J’ai regardé le débat Soral-Guénolé pour que vous n’ayez pas à le faire.
(Oui, on occupe ses dimanches comme on veut.)
Je vais essayé d’en faire un retour objectif.
Tout d’abord, et il faut reconnaître, Thomas Guénolé était solide, plutôt carré, et connaissant ses dossiers. Il avait de vrais arguments pour démonter les thèses antisémites de son contradicteur – le but affiché de ce débat.

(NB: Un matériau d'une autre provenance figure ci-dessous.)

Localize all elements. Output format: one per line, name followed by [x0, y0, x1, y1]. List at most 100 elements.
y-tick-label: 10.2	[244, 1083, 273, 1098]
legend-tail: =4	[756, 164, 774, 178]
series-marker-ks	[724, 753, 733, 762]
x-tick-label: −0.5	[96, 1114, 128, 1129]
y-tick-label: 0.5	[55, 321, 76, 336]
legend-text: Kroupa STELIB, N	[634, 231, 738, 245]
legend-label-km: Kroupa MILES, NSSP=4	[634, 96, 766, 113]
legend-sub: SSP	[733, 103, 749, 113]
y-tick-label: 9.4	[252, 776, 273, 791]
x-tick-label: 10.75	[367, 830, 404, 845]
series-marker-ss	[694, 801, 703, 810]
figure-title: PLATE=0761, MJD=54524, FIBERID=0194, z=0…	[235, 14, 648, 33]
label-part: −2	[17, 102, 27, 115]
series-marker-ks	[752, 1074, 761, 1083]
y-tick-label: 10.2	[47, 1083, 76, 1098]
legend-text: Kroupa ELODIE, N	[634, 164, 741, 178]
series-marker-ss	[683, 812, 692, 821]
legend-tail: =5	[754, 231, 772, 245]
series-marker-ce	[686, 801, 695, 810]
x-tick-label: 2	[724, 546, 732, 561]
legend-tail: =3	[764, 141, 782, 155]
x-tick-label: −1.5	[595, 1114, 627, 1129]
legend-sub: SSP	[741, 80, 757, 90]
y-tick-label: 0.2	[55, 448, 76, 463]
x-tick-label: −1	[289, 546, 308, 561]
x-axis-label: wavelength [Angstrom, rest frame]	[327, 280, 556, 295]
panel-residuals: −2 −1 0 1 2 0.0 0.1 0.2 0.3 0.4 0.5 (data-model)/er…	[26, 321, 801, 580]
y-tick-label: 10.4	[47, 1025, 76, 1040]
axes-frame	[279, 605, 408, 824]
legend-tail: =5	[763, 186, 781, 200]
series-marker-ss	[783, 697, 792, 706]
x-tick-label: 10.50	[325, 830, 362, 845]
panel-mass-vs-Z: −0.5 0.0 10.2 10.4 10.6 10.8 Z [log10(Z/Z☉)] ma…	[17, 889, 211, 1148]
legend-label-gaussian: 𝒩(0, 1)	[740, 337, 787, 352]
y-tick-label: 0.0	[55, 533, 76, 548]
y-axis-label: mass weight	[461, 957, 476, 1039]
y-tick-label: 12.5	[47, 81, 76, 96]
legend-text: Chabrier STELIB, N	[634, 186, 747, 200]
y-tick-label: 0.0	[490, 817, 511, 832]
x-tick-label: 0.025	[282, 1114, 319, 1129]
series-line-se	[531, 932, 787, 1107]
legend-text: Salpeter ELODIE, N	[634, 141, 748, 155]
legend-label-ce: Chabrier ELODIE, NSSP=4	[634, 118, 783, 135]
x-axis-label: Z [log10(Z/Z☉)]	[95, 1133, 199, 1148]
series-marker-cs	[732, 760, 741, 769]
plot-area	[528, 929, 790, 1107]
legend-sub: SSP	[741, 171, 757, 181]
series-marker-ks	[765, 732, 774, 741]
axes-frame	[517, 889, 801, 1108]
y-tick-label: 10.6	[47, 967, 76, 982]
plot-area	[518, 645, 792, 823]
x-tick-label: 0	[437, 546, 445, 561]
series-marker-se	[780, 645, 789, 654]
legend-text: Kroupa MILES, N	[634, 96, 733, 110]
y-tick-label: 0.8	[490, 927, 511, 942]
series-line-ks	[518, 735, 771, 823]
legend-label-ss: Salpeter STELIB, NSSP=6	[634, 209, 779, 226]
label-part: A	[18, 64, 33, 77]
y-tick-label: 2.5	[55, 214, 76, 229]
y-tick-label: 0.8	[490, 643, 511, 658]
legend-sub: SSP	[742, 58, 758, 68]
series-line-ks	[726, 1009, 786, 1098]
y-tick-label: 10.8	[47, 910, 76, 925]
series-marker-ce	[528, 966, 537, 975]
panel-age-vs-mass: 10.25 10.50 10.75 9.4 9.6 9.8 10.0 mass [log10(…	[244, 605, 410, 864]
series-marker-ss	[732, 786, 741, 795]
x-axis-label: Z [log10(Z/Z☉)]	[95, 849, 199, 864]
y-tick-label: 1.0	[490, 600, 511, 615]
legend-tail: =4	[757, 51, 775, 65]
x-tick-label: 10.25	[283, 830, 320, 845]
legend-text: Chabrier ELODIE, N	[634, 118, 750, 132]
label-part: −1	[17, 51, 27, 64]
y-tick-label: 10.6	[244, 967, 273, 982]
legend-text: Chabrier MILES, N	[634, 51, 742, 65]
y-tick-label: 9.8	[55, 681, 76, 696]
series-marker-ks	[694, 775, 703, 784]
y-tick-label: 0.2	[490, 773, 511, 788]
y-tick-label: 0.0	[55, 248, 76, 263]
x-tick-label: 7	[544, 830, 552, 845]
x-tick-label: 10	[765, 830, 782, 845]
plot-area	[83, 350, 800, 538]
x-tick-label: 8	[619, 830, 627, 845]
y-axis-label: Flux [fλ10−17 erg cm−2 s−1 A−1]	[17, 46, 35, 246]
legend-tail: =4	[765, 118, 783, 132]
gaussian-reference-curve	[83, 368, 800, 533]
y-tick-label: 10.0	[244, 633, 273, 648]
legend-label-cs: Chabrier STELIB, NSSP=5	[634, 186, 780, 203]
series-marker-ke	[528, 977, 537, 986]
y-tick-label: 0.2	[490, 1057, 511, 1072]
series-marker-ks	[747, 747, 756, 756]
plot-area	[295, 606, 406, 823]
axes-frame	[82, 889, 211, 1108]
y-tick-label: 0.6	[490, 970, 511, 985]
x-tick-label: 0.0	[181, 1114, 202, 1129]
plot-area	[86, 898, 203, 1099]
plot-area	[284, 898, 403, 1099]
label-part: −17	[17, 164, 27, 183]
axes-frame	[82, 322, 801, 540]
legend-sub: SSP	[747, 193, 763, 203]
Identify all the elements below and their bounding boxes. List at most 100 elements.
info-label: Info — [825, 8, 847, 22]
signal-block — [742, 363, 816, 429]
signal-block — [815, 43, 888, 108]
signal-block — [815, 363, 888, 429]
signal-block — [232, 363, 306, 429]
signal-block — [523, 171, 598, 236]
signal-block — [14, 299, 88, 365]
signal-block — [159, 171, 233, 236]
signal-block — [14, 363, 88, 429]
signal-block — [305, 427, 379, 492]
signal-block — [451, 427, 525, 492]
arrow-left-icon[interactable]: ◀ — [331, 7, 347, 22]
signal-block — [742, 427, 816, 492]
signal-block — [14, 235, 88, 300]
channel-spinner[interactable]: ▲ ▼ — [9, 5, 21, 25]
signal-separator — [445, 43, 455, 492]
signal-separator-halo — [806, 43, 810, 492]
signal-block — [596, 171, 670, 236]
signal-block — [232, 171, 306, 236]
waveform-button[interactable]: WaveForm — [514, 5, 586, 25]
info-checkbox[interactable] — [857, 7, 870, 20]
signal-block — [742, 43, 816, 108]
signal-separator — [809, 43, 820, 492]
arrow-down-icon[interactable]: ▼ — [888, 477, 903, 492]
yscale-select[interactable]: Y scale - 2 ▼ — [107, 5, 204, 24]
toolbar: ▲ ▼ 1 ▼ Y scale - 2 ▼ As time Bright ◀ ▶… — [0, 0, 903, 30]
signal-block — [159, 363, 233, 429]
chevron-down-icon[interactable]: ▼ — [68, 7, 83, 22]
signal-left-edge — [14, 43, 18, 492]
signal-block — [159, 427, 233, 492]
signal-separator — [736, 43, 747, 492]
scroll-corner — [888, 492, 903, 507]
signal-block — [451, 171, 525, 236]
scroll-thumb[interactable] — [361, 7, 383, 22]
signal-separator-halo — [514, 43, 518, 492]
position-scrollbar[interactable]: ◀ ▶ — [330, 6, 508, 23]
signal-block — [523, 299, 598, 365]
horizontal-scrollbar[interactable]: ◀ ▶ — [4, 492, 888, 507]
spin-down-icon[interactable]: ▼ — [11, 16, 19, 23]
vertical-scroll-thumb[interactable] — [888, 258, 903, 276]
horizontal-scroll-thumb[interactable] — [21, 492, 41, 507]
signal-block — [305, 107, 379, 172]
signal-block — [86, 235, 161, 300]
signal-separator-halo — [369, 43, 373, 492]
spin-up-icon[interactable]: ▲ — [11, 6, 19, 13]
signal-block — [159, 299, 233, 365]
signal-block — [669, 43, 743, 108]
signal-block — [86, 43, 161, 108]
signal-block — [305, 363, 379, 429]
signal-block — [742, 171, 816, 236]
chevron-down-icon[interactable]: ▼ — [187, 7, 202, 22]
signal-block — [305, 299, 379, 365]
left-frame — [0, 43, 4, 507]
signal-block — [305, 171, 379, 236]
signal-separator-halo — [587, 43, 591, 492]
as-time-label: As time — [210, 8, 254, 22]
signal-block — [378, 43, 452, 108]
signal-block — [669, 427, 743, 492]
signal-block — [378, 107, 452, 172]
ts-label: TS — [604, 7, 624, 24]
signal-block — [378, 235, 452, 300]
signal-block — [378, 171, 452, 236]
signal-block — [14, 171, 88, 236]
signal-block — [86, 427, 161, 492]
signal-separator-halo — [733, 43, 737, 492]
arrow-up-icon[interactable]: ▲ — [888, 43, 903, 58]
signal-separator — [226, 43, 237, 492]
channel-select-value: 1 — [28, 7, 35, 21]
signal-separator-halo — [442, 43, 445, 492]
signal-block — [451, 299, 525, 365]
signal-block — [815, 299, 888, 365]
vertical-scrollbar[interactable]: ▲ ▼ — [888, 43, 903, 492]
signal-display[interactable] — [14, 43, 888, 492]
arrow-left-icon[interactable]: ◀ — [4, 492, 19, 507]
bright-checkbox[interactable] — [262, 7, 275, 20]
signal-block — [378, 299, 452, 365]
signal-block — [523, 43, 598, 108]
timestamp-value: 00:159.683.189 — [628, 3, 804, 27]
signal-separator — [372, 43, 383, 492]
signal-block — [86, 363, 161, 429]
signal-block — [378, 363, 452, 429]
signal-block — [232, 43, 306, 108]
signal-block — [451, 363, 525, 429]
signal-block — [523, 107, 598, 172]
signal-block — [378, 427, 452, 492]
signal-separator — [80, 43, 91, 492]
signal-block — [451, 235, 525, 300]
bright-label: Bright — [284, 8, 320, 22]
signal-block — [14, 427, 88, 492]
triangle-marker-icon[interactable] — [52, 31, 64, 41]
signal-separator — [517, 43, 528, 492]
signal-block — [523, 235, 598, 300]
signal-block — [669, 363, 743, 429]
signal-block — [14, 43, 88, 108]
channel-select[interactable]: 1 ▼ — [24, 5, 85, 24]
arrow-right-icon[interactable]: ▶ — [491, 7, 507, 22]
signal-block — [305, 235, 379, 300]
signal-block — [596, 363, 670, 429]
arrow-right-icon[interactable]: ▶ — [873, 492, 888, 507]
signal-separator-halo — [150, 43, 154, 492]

Le problème, c’est qu’en face, il y avait Alain Soral, qui se moque totalement des arguments et de la logique, bien qu’il s’en revendique. Il a ressassé incessamment les mêmes clichés sur les Juifs qui contrôleraient absolument tout, et seraient responsable de l’assassinat de Kennedy, du 11 septembre ou de l’incendie de Notre Dame.
Soral n’écoute aucun argument, prétend se baser sur le « vrai » et la « vraie science », sans jamais définir ce qu’il entend par là, et refuse toutes les sources de Guénolé puisqu’elles font « partie du système » (juif, ou judéo-maçonnique).
Ses « preuves » sont en réalité son postulat de base (les Juifs contrôlent tout), et les seules sources qu’il sortira durant le débat sont les livres qu’il édite lui-même dans sa maison d’édition… qu’il a choisi justement car ils valident sa thèse.
Nous sommes dans un exemple assez fabuleux d’argument circulaire, où la conclusion est décidée par la conviction d’origine et validée par des preuves pré-sélectionnées.
Soral est vraiment le prototype du complotiste, prétendant « douter » de la vérité officielle alors qu’en réalité il la réfute totalement, enchainant le mille-feuilles argumentatifs, changeant de sujet dès qu’il est mit en défaut et cherchant avant tout à imposer ses obsessions. Il a, en outre, tenté à plusieurs reprises d’amalgamer détestation des juifs et critique Israël, dans l’espoir de piéger Guénolé, connu pour ses positions propalestiniennes.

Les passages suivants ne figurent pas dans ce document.